Whatever happens within the PDP has considerable implications for the larger polity
With different interpretations being given to the last week’s judgment of an Abuja High Court restraining the individuals “currently parading themselves as the national officers of the PDP on the basis of the purported amendment to the PDP constitution effected at a special convention held in Abuja on December 10 and 11, 2014”, it is clear that the crisis rocking the opposition will be difficult to resolve. But it is in the interest of our democracy that critical stakeholders who still command respect within the party move in so that the Peoples Democratic Party does not self-implode.
Interestingly, while the presiding judge of the Abuja High Court did not specifically mention Alhaji Ali Modu Sheriff, the order that those who became PDP national officers by virtue of the 2014 amendment to the party’s constitution, which he declared unlawful and should cease to parade themselves in those capacities was explicit enough. To the extent that Sheriff became chairman by virtue of the 2014 amendment, it doesn’t take any expert opinion to know that he has been thrown out. But the former Borno State governor, Sheriff, is still digging in by claiming to be the PDP national chairman, thus leaving the main opposition party in total disarray.
It is even more unfortunate that despite the fact that the PDP governors and no fewer than 24 state chairmen of the party have disowned him, Sheriff still parades himself as the party chairman, making pronouncements that can only put the PDP in a quandary, especially as regarding the forthcoming gubernatorial election in Edo State. He is also sending out subtle threats that except the crisis is resolved in his favour, the PDP might not be able to compete at the 2019 general election, lending credence to the suspicion that he could be an agent of destabilisation serving other interests.
As we pointed out in a recent editorial, to the extent that the PDP was in power at the centre in Nigeria from 1999 until last year, it is a critical stakeholder in the current democratic project. Moreover, the party also in that period controlled more than 60 per cent of the National Assembly membership as well as no fewer than 23 of the 36 states of the federation.

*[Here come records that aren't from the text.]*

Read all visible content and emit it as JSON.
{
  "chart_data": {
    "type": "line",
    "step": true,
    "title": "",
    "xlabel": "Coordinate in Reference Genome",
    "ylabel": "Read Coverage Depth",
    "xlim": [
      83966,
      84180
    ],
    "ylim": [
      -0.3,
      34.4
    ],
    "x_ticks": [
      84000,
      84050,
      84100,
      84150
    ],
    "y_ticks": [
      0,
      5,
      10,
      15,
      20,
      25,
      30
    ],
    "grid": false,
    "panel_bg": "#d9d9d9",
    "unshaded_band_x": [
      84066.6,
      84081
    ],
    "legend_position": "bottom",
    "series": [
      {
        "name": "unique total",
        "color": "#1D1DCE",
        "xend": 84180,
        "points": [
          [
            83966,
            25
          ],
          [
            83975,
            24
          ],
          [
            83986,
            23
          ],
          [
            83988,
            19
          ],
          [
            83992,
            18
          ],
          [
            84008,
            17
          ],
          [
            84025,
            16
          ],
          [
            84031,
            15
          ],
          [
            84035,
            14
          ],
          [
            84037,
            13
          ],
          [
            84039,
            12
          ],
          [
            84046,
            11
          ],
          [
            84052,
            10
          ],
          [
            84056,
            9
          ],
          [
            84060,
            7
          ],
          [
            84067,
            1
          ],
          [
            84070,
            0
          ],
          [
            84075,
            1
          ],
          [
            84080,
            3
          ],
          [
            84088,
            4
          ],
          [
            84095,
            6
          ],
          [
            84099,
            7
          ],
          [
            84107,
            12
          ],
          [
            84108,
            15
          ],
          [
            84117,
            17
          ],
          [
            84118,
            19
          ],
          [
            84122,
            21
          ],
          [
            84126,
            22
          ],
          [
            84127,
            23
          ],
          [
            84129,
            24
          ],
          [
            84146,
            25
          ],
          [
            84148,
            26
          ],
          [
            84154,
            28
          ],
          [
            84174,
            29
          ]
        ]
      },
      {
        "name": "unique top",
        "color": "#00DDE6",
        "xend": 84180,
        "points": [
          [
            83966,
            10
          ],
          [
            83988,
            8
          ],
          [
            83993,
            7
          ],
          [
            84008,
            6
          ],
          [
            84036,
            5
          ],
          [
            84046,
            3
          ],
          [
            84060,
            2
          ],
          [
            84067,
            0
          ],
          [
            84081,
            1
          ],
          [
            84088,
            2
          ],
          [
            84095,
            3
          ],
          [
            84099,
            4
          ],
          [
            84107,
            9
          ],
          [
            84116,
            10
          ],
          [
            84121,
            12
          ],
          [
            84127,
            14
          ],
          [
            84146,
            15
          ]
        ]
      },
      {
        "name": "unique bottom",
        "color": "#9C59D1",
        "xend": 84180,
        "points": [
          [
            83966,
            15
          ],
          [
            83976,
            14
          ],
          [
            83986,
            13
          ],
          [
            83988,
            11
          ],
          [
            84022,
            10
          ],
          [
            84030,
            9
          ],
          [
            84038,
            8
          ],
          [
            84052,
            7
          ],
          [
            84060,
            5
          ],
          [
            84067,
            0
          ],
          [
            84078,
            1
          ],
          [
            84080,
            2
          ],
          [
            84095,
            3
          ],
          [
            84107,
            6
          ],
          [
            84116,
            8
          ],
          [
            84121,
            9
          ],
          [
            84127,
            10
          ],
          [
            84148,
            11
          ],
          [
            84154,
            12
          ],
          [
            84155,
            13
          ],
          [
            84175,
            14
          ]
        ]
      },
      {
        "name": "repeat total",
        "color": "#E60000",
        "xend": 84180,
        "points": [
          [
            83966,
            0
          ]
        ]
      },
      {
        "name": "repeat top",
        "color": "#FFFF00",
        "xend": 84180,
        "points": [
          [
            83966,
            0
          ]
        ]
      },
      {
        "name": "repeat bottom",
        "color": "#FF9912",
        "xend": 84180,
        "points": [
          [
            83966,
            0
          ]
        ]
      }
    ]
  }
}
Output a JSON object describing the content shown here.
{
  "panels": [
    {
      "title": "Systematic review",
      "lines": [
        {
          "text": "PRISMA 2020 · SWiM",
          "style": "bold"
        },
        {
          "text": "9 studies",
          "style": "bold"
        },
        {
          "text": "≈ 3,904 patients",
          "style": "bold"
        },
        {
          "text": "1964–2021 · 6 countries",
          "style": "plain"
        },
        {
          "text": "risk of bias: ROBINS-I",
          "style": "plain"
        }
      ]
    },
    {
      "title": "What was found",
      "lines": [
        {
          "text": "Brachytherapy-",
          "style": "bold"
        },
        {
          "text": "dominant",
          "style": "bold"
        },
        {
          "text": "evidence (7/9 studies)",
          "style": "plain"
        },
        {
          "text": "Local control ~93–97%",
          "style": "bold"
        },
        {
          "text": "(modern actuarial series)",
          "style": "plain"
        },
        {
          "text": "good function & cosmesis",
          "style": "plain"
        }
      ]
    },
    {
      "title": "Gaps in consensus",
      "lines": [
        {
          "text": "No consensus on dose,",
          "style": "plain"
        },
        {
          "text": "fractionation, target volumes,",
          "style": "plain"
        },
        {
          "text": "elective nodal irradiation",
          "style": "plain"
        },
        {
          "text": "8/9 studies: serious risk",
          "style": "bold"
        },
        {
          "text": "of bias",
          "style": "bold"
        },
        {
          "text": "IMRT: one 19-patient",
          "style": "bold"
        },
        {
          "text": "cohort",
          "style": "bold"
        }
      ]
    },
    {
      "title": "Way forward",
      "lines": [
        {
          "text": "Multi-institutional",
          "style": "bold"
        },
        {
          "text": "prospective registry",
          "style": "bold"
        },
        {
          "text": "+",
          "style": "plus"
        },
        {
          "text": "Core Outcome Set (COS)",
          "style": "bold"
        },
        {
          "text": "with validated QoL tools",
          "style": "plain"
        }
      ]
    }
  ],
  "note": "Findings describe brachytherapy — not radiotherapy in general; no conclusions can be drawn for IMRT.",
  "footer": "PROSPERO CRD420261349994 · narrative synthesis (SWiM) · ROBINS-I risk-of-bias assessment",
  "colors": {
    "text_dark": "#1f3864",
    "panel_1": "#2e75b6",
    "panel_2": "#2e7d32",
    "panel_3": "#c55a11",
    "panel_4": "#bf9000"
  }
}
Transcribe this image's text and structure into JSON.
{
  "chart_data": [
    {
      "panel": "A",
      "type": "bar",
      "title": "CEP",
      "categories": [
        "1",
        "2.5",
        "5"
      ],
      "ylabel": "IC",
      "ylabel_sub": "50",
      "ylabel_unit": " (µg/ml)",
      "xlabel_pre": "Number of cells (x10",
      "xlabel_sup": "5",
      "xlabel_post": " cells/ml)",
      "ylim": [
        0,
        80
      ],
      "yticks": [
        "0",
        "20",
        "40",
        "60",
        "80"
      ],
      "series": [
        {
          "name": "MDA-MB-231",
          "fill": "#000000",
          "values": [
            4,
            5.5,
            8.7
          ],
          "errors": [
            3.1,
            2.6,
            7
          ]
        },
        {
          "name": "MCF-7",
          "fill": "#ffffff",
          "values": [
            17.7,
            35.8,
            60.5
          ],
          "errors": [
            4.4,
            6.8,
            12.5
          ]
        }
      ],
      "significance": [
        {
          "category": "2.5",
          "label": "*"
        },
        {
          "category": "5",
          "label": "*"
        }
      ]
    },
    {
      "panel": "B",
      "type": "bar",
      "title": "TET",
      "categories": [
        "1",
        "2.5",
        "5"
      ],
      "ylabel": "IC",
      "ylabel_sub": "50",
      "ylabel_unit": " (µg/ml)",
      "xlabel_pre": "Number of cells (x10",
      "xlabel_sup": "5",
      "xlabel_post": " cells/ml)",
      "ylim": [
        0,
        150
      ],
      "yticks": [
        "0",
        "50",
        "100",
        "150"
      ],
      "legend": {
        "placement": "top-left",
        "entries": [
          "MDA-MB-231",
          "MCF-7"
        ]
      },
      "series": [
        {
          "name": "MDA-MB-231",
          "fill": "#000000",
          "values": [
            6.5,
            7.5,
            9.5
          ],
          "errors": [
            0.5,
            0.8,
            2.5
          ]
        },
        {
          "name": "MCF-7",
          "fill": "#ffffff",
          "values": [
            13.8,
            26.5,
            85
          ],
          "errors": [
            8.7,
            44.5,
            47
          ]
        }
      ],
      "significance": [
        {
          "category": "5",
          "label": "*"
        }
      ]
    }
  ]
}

Given such past domination of the political landscape, we are of the firm belief that whatever happens within the PDP has considerable implications for the larger polity.
Unfortunately, for more than five months now, the PDP has been enmeshed in a self-inflicted crisis arising from the virtual overthrow of its constitution by a cult of former and serving governors. That habitual impunity explains the recent emergence of Sheriff, who had barely spent a year in the party as its acting national chairman and the attendant consequences.
The problem started when a powerful caucus in the party had, in spite of strong objections from the founders and elders of the PDP, not only imposed Sheriff, but also extended and attempted to perpetuate his tenure in a clear contravention of the zoning and rotation principles enshrined in the party’s constitution. The resultant resistance of party elders led to the debacle in which three clear factions emerged.
While the party stakeholders led by the board of trustees tried to narrow the scope of the conflict by getting all members to accept the leadership of the seven-man caretaker committee led by the former Kaduna State Governor, Senator Ahmed Makarfi, a group led by Sheriff has refused to accept a resolution most reasonable people consider the best in the circumstance. And that has made it difficult for all the critical stakeholders within the party to come together so as to evolve a transparent process to elect a new PDP leadership. Sheriff and fellow travellers must be called to order.